Scope and Content Note
The papers of Aaron Burton Levisee (1821-1907) span the years 1847-1992 and consist mainly of diaries Levisee kept between 1847 and 1895. In 1881 Levisee wrote a lengthy summary of his life and activities beginning with 1840. It commences on page ninety seven of volume four. The summary, termed "The Annals" by Levisee, was transcribed by his great-granddaughter, Marion Levisee Cotter.
The diaries document Levisee's life and career in several states and regions. Born and raised in Ohio and educated at the University of Michigan at Ann Arbor, he moved to the South before the Civil War, teaching school in Alabama and practicing law in Louisiana. He continued his law practice in Shreveport, Louisiana, early in the war, later serving in the Confederate army on the staff of the inspector general in the Trans-Mississippi Department.

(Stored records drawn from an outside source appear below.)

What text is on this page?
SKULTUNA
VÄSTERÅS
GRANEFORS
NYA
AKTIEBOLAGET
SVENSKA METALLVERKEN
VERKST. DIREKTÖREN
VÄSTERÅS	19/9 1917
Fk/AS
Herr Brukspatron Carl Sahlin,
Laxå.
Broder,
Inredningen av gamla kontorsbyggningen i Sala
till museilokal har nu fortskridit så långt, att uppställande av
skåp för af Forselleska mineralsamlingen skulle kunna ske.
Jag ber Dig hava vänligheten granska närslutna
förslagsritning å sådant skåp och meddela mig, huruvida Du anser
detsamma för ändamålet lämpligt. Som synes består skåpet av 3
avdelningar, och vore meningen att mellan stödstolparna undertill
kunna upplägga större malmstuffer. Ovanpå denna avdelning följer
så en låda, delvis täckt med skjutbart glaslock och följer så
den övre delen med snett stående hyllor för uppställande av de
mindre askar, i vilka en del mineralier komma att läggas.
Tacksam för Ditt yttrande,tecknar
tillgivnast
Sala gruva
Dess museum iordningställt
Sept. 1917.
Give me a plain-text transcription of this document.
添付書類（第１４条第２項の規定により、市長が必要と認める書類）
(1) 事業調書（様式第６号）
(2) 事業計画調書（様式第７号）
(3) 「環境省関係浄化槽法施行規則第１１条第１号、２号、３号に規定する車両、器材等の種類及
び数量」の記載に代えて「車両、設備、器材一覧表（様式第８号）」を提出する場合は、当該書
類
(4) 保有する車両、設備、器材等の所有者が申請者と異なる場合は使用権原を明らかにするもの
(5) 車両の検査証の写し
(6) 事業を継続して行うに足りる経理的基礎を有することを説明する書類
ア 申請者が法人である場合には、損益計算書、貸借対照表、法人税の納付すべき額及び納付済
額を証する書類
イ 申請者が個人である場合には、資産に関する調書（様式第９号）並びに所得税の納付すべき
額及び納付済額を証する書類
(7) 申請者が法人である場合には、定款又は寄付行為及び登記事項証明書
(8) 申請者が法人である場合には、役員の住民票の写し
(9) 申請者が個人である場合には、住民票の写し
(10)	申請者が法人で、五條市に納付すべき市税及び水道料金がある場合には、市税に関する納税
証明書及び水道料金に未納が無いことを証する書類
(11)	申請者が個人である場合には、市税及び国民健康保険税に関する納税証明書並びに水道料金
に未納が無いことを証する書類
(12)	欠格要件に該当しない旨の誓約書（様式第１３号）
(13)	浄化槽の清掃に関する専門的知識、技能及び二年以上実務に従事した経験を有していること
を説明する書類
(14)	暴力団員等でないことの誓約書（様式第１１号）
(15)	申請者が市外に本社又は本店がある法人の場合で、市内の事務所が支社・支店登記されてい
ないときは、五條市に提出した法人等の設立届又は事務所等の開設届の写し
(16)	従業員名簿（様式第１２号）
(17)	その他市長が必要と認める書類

During the Reconstruction era, he was elected successively as a judge and state legislator from the district that includes Shreveport. Levisee presided over the trial of Ku Klux Klan members who murdered a Black man for casting a vote for Ulysses S. Grant in the 1868 presidential election. He assumed his duties as a legislator in 1874 at the height of an armed conflict between Republican supporters and the White League over control of the state legislature.
Levisee, a Republican elector for Louisiana during the 1876 presidential contest, later pursued careers as an Internal Revenue Service agent, rancher, farmer, and lawyer in the Pacific Northwest, California, and South Dakota.